People's Commissariat for Water Transport
- All Soviet department seals used the USSR coat of arms (the 1936–1946 version is showed)
- Soviet state and civil ensign (1936–1955)

People's Commissariat overview
- Formed: January 30, 1931
- Preceding People's Commissariat: People's Commissariat of Transportation;
- Dissolved: April 9, 1939
- Superseding agencies: People's Commissariat of the Maritime Fleet; People's Commissariat of the River Fleet;
- Jurisdiction: Council of People's Commissars

= People's Commissariat for Water Transport =

Soviet government ministry (1931–39)

The People's Commissariat for Water Transport (Народный комиссариат водного транспорта), usually abbreviated Narkomvodtrans (Наркомводтранс) or Narkomvod (Наркомвод) and also sometimes NKVT, was the Soviet People's Commissariat for water transport. It was responsible, amongst other things, for running the Soviet merchant maritime fleet.

==History==
Narkomvod was established on January 30, 1931, in the middle of a re-evaluation of Soviet policy about the railways and the splitting off the People's Commissariat of Transportation and as part of an overall government reorganization. The first people's commissar for Narkomvod was Nikolay Mikhaylovich Ianson, who had formerly been a people's commissar in the Russian Socialist Federative Soviet Republic.
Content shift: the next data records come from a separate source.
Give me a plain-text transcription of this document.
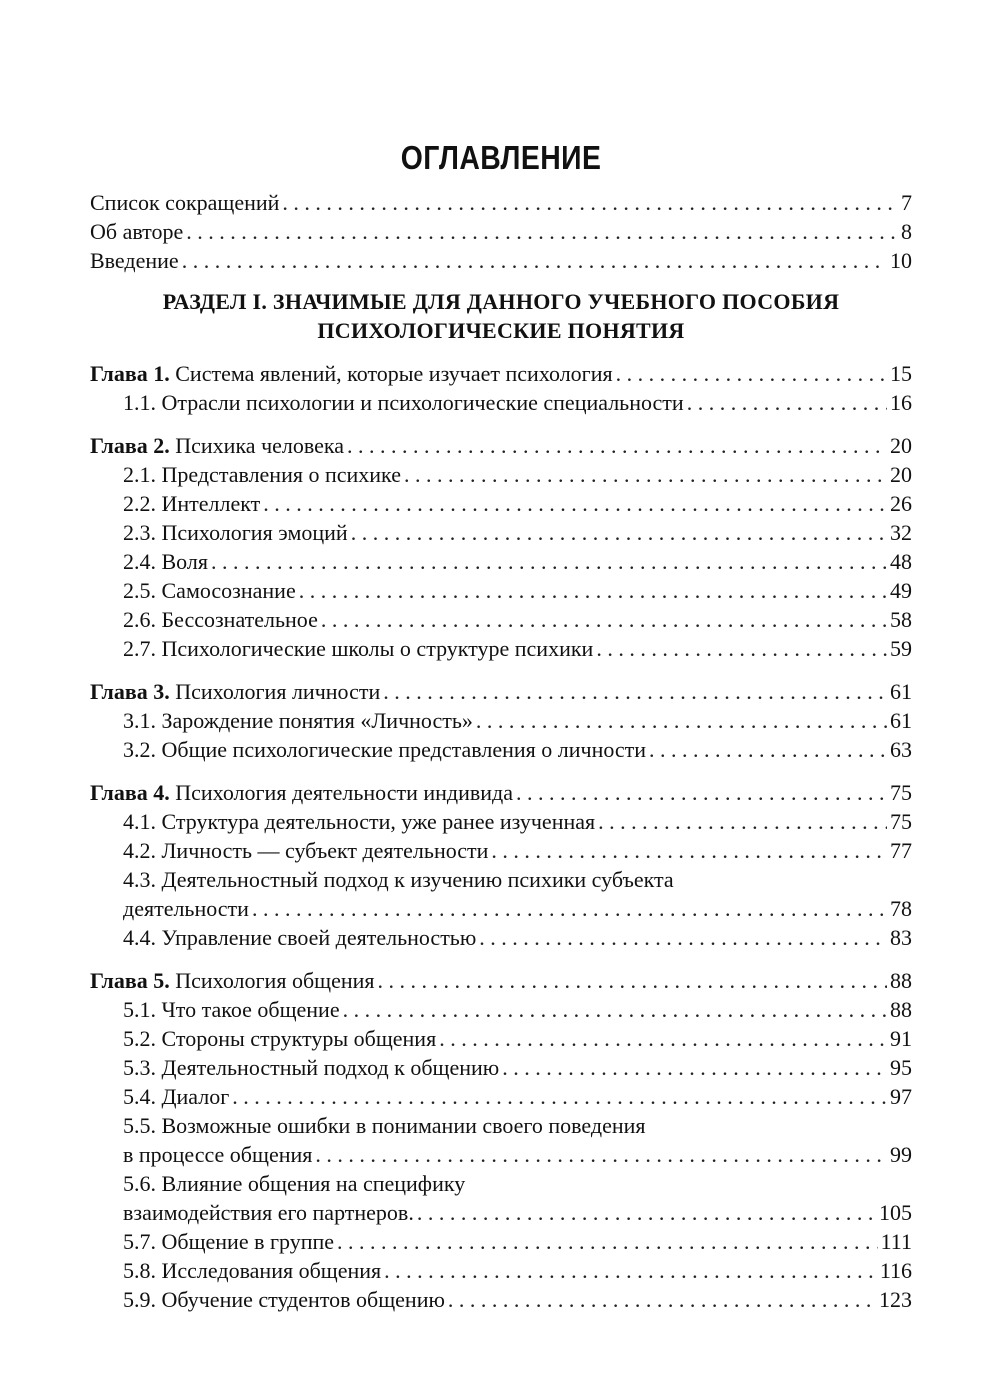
ОГЛАВЛЕНИЕ
Список сокращений . . .	7
Об авторе . . .	8
Введение . . .	10
РАЗДЕЛ I. ЗНАЧИМЫЕ ДЛЯ ДАННОГО УЧЕБНОГО ПОСОБИЯ
ПСИХОЛОГИЧЕСКИЕ ПОНЯТИЯ
Глава 1. Система явлений, которые изучает психология . . .	15
1.1. Отрасли психологии и психологические специальности . . .	16
Глава 2. Психика человека . . .	20
2.1. Представления о психике . . .	20
2.2. Интеллект . . .	26
2.3. Психология эмоций . . .	32
2.4. Воля . . .	48
2.5. Самосознание . . .	49
2.6. Бессознательное . . .	58
2.7. Психологические школы о структуре психики . . .	59
Глава 3. Психология личности . . .	61
3.1. Зарождение понятия «Личность» . . .	61
3.2. Общие психологические представления о личности . . .	63
Глава 4. Психология деятельности индивида . . .	75
4.1. Структура деятельности, уже ранее изученная . . .	75
4.2. Личность — субъект деятельности . . .	77
4.3. Деятельностный подход к изучению психики субъекта
деятельности . . .	78
4.4. Управление своей деятельностью . . .	83
Глава 5. Психология общения . . .	88
5.1. Что такое общение . . .	88
5.2. Стороны структуры общения . . .	91
5.3. Деятельностный подход к общению . . .	95
5.4. Диалог . . .	97
5.5. Возможные ошибки в понимании своего поведения
в процессе общения . . .	99
5.6. Влияние общения на специфику
взаимодействия его партнеров. . . .	105
5.7. Общение в группе . . .	111
5.8. Исследования общения . . .	116
5.9. Обучение студентов общению . . .	123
By April 1931, Narkomvod had five directorates, for operations in the Baltic, Northern, Black, Azov, and Caspian Seas. Ianson resigned on March 13, 1934, in order to become the deputy chief of Glavsevmorput. He was replaced by Nikolay Pakhomov.
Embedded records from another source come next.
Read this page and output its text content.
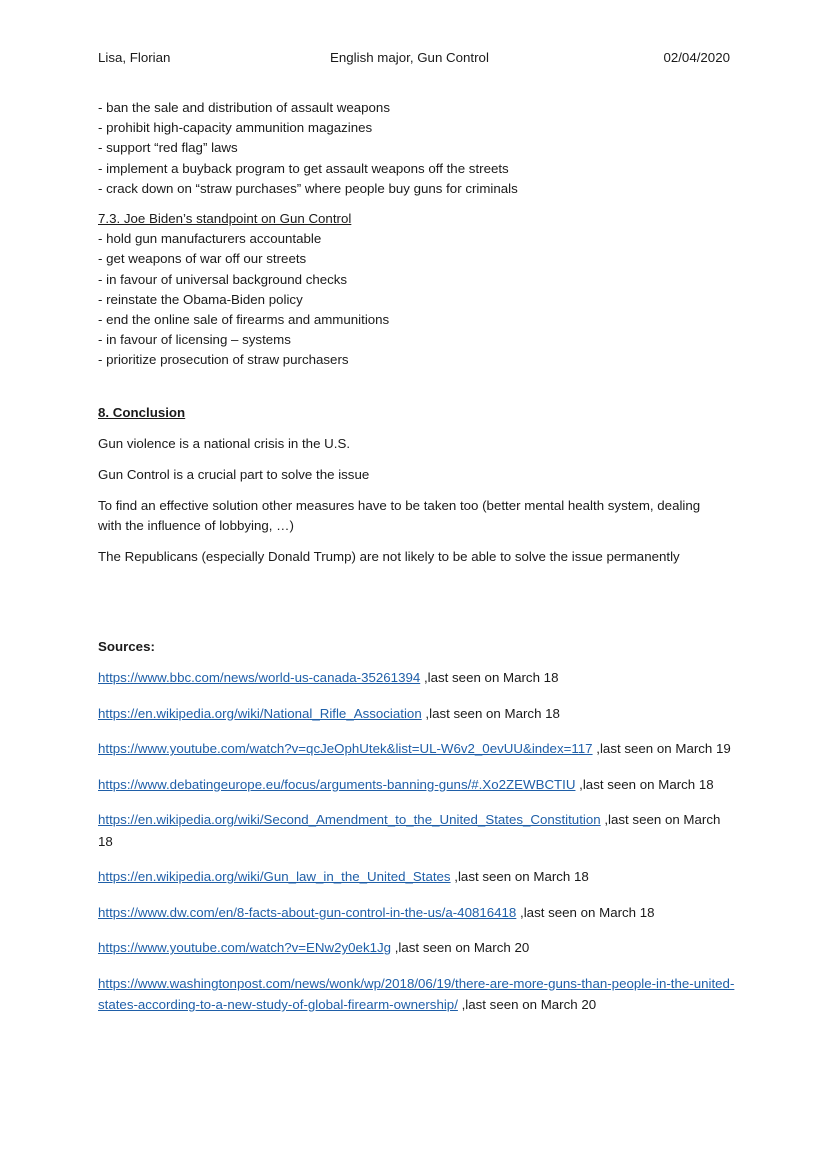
Lisa, Florian	English major, Gun Control	02/04/2020
- ban the sale and distribution of assault weapons
- prohibit high-capacity ammunition magazines
- support “red flag” laws
- implement a buyback program to get assault weapons off the streets
- crack down on “straw purchases” where people buy guns for criminals
7.3. Joe Biden’s standpoint on Gun Control
- hold gun manufacturers accountable
- get weapons of war off our streets
- in favour of universal background checks
- reinstate the Obama-Biden policy
- end the online sale of firearms and ammunitions
- in favour of licensing – systems
- prioritize prosecution of straw purchasers
8. Conclusion
Gun violence is a national crisis in the U.S.
Gun Control is a crucial part to solve the issue
To find an effective solution other measures have to be taken too (better mental health system, dealing with the influence of lobbying, …)
The Republicans (especially Donald Trump) are not likely to be able to solve the issue permanently
Sources:
https://www.bbc.com/news/world-us-canada-35261394 ,last seen on March 18
https://en.wikipedia.org/wiki/National_Rifle_Association ,last seen on March 18
https://www.youtube.com/watch?v=qcJeOphUtek&list=UL-W6v2_0evUU&index=117 ,last seen on March 19
https://www.debatingeurope.eu/focus/arguments-banning-guns/#.Xo2ZEWBCTIU ,last seen on March 18
https://en.wikipedia.org/wiki/Second_Amendment_to_the_United_States_Constitution ,last seen on March 18
https://en.wikipedia.org/wiki/Gun_law_in_the_United_States ,last seen on March 18
https://www.dw.com/en/8-facts-about-gun-control-in-the-us/a-40816418 ,last seen on March 18
https://www.youtube.com/watch?v=ENw2y0ek1Jg ,last seen on March 20
https://www.washingtonpost.com/news/wonk/wp/2018/06/19/there-are-more-guns-than-people-in-the-united-states-according-to-a-new-study-of-global-firearm-ownership/ ,last seen on March 20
On April 9, 1939, the People's Commissariat was abolished and split into the People's Commissariat of the River Fleet and the People's Commissariat of the Maritime Fleet.

==Commissars==
The head of the People's Commissariat was a People's Commissar. The following People's Commissars of Water Transport were appointed:
- 1931–1934 Nikolay Mikhaylovich Ianson (Nikolai Janson, Nikolay Yanson), demoted on March 13, 1934, arrested in 1937, tried and executed shortly thereafter.
- 1934–1938 Nikolay Ivanovich Pakhomov, fired on April 8, 1938, arrested on the next day, tried and executed shortly thereafter.
- 1938–1939 Nikolay Ivanovich Yezhov, also serving as the People's Commissar of Internal Affairs until December 9, 1938. On 9 April 1939 the People's Commissariat for Water Transport was abolished. Yezhov was arrested the following day, then tried and executed within a year of his arrest.